There is NO WARRANTY, to the extent permitted by law.  Type "show copying"
and "show warranty" for details.
This GDB was configured as "i686-redhat-linux-gnu".
For bug reporting instructions, please see:
<http://www.gnu.org/software/gdb/bugs/>.
(gdb) b bitNor
Breakpoint 1 at 0x8048717: file bits.c, line 144.
(gdb) r
Starting program: /homes/iws/dvhc/cse351/lab1/src/btest
ScoreRatingErrorsFunction

Breakpoint 1, bitNor (x=-2147483648, y=-2147483648) at bits.c:144
144}
(gdb) p x
\$1 = -2147483648
(gdb) p/x x
\$2 = 0x80000000
(gdb) q
A debugging session is active.

Inferior 1 [process 12728] will be killed.

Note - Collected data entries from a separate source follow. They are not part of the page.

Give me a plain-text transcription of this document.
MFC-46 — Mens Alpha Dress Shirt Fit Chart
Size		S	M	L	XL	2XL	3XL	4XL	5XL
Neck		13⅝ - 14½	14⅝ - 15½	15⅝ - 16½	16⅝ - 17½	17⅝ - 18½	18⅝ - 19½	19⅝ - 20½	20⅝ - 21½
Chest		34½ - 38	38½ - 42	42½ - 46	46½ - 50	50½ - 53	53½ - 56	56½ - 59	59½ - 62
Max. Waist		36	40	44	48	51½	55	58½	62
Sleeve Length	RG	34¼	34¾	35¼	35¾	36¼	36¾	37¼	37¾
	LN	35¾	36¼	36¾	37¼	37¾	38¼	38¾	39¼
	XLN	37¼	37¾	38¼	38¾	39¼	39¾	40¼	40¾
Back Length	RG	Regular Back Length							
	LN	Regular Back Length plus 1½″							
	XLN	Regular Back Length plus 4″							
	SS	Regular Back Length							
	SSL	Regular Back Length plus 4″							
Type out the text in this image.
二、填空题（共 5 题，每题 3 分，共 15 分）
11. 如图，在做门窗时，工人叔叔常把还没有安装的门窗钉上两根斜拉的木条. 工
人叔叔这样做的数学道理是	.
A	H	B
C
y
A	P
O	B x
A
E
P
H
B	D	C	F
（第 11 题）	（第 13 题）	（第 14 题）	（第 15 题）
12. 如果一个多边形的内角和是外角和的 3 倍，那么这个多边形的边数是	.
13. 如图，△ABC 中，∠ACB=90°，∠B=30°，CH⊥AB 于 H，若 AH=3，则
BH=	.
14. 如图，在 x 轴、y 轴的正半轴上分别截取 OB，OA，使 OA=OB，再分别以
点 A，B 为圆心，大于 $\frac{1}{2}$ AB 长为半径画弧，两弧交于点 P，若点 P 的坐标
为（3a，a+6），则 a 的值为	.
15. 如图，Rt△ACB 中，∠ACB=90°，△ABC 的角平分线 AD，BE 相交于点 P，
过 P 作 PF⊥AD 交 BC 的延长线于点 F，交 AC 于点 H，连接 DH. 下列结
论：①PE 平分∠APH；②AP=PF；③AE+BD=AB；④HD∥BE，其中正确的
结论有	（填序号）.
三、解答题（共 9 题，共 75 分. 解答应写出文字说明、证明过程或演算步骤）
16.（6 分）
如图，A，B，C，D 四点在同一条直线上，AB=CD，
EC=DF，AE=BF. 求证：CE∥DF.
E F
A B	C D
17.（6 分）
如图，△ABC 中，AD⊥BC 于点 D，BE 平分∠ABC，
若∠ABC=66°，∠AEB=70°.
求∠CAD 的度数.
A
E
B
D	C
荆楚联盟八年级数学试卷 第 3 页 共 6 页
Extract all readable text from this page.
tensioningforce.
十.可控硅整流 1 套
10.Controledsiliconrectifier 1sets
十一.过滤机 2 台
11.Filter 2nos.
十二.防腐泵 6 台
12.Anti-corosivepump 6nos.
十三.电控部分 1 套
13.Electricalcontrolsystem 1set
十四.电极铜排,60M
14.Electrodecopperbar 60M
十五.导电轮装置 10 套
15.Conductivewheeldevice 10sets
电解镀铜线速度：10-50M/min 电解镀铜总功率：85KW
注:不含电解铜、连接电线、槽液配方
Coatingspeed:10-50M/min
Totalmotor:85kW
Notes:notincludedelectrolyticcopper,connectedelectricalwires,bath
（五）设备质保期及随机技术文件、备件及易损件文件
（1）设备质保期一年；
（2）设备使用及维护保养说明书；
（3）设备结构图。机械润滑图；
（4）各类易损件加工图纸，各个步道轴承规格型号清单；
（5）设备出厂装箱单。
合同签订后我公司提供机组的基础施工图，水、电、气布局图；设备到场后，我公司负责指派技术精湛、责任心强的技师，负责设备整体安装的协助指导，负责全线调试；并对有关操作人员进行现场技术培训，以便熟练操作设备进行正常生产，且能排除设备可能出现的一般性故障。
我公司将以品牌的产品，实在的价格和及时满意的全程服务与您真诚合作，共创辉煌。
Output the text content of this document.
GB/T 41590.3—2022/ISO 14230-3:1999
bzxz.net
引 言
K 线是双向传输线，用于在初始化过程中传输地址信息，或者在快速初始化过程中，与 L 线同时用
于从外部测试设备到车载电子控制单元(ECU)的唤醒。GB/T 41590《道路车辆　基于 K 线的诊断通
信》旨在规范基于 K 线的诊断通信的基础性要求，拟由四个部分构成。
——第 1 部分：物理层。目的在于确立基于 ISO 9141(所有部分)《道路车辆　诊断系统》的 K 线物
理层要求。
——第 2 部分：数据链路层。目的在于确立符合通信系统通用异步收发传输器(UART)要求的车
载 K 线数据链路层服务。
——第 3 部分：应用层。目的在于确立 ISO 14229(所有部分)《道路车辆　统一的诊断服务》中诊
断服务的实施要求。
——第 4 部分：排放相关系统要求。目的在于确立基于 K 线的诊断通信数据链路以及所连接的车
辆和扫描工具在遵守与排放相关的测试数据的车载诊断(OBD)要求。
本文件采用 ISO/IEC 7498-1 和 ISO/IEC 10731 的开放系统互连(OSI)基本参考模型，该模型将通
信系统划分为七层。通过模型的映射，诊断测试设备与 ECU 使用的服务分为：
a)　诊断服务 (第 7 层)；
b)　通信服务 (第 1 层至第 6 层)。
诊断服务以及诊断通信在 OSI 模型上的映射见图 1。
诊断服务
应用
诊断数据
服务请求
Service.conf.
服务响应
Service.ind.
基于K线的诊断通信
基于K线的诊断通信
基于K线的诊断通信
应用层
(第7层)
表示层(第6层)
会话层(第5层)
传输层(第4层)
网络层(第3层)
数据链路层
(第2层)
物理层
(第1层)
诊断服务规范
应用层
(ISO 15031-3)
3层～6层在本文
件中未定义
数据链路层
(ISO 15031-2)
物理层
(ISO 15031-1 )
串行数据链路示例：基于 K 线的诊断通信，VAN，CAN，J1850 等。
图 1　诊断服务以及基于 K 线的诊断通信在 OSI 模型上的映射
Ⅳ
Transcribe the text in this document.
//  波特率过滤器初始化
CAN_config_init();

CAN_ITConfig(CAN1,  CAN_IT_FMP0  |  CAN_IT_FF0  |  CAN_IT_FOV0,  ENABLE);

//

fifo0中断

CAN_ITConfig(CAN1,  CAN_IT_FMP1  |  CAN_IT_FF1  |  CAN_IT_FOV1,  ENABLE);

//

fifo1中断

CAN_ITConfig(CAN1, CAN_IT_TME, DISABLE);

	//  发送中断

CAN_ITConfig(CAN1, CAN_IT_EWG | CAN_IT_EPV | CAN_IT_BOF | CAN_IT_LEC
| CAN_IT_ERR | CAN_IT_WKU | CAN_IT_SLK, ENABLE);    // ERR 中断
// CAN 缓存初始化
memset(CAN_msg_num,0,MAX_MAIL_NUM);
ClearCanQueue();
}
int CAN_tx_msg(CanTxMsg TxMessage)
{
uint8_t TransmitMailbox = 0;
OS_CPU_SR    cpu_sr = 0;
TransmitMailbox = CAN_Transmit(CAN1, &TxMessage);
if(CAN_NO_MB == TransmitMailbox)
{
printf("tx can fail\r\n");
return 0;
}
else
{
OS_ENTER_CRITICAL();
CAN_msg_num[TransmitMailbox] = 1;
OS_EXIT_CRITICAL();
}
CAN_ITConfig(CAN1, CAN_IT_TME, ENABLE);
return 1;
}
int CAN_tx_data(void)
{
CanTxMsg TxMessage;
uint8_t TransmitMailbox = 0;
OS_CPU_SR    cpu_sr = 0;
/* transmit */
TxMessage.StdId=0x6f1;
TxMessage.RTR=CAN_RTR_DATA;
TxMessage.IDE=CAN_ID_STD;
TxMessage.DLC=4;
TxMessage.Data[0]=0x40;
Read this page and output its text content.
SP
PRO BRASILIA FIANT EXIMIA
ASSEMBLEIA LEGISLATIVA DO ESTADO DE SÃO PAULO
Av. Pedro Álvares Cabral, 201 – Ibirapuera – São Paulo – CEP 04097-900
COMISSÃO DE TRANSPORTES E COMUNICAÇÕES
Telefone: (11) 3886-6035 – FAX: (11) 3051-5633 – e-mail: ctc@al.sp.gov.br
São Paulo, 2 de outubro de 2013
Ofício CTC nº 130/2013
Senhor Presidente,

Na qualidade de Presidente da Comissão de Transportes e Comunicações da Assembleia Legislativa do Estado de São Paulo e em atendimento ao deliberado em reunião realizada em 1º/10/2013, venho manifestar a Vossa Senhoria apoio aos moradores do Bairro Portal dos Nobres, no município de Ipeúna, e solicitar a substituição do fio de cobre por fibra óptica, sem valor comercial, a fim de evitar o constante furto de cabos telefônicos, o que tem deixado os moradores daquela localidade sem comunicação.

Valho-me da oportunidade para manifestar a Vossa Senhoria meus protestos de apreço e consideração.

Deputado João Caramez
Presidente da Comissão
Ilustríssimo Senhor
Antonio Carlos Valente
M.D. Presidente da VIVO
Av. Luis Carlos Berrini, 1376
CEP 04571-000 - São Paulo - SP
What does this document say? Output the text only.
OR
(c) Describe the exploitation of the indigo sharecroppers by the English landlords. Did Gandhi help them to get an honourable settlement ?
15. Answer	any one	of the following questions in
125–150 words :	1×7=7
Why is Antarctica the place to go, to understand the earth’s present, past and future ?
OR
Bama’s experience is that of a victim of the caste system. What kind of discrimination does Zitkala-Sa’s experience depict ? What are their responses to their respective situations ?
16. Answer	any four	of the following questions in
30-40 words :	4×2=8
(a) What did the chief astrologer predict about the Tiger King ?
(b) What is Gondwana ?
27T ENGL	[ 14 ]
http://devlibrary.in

Quit anyway? (y or n) y``````

The `dlc` program enforces a stricter form of C declarations than is the case for C++ or that is enforced by `gcc`. In particular, in a block (what you enclose in curly braces) all your variable declarations must appear before any statement that is not a declaration. For example, `dlc` will complain about the following code:

``````int foo(int x)
{
int a = x;
a *= 3;     /* Statement that is not a declaration */
int b = a;  /* ERROR: Declaration not allowed here */
}``````

``````int foo(int x)
{
int a = x;
int b;
a *= 3;
b = a;
}``````

Using Pointers

This section describes the four functions you will be completing in pointer.c that is also in the lab1 folder you downloaded. Refer to the file pointer.c itself for more complete details.

Pointer Arithmetic

The first three functions in pointer.c ask you to compute the size (in bytes) of various data elements (ints, doubles, and pointers). You will accomplish this by noting that arrays of these data elements allocate contiguous space in memory so that one element follows the next.

Manipulating Data Using Pointers

The last function in pointer.c asks you to change the value of an element of an array using only the starting address of the array. You will add the appropriate value to the pointer to create a new pointer to the data element to be modified.